Which is why Republican candidate Mitt Romney, now pretty close to even with Mr. Obama in national polls, has been making so much of coal in his debates with Mr. Obama. He has said he will ease federal regulations and make “clean coal” a prominent part of any future energy mix.
Ms. Christian, the librarian, is a quintessential Obama supporter: a black woman, under 35, with a college education. She supported Mr. Obama four years ago, but, in the face of regional hardship, even she is wavering.
Across the state, it’s clear that many traditional Democratic constituencies are unhappy with the president they have elected.
It was not supposed to be like this. In 2008, Mr. Obama put together a coalition of support that included young, minority, college-educated, women and non-Southern white voters. In Ohio, it gave him a margin of victory of 4.6 percentage points.
Not now. While Mr. Obama still does well among black and Hispanic voters, he trails Mr. Romney badly among white voters, especially men and those without a college education.
Mr. Obama still enjoys relatively strong support in the northern part of the state, thanks largely to his 2009 bailout of Michigan and Ohio’s cash-strapped auto industries – one out of every eight jobs in the state is linked to the production of cars. But even there, in the Cleveland, Akron, Youngstown and Toledo areas, where the proportion of African-Americans is highest, voting for the President is not a slam dunk.
Riding into Ohio two weeks ago, the first election signs in view concerned an appeal to preserve religious freedom.
They were directed against provisions under the new federal Affordable Care Act, better known as Obamacare, that require employers (including those with religious affiliations, though not churches) to cover the cost of contraceptives – including drugs such as the “morning-after” pill.
To many Catholics, a generally Democratic constituency, this is a political deal breaker. Ms. Lake, the pollster, acknowledged the impact the issue is having on the Toledo area, home to many conservative Catholics.
Marcy Kaptur, she pointed out, has been Toledo’s Democratic member of Congress since 1983. She has done this, Ms. Lake says, by being one of the few House Democrats who is not pro-choice. This is a luxury the author of Obamacare does not enjoy.
Farther south, in Columbus and Dayton, economic issues have trumped party loyalty in many cases. Dayton is a big centre for health services, for example, and many here rally to the call to repeal Obamacare, arguing that it reduces free choice.
In the Columbus suburb of Westerville, Ruth Layman, 78, a teacher for 40 years, said she would have liked to continue supporting a pro-public education president such as Mr. Obama. But she is angry about the lack of jobs in this one-time industrial heartland and is keen to share her story.

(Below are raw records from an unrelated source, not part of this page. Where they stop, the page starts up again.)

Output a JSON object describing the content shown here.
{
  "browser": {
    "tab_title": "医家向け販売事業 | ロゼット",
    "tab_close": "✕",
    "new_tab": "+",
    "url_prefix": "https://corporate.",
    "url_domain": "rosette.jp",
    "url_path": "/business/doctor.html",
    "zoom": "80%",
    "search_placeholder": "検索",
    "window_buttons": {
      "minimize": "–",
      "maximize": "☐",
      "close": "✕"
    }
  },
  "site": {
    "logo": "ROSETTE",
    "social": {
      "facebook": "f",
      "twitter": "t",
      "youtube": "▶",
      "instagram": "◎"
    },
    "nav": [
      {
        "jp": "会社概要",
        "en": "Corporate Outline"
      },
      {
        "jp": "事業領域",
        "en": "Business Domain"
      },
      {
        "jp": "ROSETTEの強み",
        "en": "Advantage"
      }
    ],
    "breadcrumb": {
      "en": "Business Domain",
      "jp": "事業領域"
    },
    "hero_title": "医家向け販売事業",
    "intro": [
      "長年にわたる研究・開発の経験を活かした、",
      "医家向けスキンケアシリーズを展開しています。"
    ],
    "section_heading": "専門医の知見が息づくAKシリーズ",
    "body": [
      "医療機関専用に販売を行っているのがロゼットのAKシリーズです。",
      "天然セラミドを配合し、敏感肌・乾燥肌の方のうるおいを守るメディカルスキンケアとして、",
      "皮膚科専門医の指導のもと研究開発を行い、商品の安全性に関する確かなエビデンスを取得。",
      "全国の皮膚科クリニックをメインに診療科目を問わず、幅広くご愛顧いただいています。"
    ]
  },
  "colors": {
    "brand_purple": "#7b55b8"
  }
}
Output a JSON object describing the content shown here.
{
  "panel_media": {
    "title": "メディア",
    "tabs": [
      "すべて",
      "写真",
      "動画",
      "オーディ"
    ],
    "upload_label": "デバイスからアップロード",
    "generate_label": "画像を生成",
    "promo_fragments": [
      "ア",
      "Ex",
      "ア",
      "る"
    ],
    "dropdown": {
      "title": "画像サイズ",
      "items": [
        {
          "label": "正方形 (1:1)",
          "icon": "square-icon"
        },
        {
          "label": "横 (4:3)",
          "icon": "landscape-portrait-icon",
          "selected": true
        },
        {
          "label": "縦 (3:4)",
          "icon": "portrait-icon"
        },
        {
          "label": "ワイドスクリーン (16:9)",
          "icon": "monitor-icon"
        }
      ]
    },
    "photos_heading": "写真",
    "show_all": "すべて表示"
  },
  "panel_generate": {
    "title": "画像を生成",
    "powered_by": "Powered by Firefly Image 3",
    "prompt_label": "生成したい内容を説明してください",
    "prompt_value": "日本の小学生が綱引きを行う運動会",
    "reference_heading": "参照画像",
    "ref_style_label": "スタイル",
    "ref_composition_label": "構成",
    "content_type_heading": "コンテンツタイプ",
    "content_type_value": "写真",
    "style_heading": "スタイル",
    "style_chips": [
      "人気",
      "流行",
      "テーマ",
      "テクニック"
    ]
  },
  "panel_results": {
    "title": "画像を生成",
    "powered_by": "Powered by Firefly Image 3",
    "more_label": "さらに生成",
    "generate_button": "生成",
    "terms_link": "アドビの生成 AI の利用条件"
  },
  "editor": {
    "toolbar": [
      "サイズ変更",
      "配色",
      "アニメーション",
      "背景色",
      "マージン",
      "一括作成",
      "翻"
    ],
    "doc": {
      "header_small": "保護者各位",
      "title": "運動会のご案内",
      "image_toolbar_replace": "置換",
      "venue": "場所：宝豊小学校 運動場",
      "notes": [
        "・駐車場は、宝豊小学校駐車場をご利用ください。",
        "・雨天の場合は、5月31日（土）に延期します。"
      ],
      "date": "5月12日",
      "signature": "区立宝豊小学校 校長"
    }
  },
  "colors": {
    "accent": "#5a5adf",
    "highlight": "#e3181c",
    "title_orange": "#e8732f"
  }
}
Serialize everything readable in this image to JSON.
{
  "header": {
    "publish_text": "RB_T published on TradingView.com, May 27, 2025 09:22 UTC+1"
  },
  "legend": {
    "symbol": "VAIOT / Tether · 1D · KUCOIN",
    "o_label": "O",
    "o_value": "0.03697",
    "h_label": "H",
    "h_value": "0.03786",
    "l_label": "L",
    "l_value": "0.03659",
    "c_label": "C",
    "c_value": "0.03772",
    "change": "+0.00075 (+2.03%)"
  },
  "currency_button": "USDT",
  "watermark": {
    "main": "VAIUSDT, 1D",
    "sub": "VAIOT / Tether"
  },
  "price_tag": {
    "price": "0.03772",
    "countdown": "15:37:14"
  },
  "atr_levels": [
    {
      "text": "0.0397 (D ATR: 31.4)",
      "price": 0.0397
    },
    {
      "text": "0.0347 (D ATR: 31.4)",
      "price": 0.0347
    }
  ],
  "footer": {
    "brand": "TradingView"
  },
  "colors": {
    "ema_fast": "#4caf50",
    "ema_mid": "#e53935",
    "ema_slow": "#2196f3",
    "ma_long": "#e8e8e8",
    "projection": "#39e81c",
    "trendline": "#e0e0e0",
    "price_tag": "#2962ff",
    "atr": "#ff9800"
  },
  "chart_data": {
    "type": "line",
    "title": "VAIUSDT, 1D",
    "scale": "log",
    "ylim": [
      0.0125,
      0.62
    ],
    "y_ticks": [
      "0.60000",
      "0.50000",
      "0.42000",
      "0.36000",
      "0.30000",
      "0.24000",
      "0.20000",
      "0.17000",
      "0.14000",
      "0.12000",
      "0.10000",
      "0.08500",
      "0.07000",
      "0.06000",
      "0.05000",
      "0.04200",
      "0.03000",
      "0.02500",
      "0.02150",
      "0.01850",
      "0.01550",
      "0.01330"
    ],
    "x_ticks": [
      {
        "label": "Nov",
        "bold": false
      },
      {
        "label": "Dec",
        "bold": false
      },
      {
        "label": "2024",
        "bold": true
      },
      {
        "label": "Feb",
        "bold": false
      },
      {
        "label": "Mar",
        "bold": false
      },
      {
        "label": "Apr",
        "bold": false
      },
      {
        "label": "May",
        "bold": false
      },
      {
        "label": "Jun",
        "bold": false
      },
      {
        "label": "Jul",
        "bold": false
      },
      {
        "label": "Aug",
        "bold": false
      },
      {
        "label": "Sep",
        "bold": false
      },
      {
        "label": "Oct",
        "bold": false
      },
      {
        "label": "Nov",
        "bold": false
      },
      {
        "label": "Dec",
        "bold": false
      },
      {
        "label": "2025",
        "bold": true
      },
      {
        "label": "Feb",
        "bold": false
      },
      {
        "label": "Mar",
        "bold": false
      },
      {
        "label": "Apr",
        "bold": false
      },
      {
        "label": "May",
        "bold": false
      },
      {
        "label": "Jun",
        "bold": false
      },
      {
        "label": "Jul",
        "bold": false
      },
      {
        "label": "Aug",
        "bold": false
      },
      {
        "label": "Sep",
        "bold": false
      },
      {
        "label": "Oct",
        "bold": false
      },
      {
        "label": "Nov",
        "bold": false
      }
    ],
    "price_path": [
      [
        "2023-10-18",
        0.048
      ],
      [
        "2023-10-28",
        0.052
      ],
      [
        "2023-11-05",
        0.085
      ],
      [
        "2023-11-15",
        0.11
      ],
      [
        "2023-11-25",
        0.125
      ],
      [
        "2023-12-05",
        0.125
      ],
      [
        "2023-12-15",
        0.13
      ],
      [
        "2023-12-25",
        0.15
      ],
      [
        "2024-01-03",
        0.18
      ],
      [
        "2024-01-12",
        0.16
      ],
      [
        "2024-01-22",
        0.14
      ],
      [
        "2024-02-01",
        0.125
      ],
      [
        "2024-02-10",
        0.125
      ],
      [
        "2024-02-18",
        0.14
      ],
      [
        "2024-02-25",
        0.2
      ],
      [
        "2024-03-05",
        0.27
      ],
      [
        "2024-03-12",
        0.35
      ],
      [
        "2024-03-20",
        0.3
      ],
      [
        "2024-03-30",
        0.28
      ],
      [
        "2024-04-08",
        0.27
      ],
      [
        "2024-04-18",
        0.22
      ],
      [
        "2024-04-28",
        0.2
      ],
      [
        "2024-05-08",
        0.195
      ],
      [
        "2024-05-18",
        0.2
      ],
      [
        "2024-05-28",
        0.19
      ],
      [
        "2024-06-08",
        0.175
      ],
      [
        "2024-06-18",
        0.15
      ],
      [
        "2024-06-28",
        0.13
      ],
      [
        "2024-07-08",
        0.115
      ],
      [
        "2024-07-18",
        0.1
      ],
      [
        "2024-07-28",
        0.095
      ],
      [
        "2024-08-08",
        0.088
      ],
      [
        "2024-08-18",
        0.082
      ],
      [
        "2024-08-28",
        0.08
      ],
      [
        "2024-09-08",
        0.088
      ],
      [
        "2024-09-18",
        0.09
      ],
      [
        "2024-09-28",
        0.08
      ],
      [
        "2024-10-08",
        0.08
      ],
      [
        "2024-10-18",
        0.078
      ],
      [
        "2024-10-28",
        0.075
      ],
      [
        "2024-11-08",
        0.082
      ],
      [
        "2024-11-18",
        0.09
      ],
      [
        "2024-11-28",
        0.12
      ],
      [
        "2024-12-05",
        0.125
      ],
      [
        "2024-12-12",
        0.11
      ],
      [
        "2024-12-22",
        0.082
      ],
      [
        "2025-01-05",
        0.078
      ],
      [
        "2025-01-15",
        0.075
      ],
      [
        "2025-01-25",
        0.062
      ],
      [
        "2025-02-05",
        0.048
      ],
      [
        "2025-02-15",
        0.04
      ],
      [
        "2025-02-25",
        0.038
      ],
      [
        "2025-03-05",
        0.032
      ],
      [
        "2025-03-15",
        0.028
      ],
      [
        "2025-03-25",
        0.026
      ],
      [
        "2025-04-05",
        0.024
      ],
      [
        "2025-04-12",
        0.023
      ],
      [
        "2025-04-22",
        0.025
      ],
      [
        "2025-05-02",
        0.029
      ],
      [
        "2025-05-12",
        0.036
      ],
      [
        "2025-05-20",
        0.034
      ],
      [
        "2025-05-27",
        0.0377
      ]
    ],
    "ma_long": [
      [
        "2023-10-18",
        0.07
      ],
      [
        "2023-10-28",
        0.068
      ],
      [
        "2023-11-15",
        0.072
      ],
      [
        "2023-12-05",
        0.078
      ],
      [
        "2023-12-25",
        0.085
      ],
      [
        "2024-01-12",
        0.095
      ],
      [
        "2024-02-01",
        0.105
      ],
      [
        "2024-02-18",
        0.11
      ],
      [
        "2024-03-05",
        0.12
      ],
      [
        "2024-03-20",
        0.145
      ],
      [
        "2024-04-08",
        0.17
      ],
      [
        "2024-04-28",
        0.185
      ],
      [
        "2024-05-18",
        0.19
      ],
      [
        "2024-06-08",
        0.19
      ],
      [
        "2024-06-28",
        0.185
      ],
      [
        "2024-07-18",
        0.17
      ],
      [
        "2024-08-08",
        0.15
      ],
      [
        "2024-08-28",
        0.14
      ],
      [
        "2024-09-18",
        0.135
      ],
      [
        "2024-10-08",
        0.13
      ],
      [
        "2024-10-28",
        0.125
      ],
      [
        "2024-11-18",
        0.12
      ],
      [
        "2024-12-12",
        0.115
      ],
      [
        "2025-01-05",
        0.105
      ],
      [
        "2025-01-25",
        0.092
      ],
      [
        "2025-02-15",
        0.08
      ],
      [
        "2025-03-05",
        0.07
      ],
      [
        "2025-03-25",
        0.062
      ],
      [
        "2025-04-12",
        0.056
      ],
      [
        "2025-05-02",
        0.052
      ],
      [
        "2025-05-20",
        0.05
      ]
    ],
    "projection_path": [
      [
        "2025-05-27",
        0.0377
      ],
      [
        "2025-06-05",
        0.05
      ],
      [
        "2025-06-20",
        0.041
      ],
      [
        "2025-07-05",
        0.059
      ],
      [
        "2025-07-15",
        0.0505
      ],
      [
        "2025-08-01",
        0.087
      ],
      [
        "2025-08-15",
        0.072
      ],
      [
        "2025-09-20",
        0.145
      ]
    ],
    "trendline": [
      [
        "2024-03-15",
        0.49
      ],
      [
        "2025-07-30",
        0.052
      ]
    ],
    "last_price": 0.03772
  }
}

One of the Laymans’ two sons, in his 50s, has been forced to work part-time in a fast-food restaurant after three decades in the building industry. There was nothing else available, and no benefits come with a part-time job, she griped. “It’s getting worse and worse here. In all my years, I’ve never seen anything like this.”
Ms. Layman is voting for Mitt Romney, whom she sees as a jobs-first kind of candidate.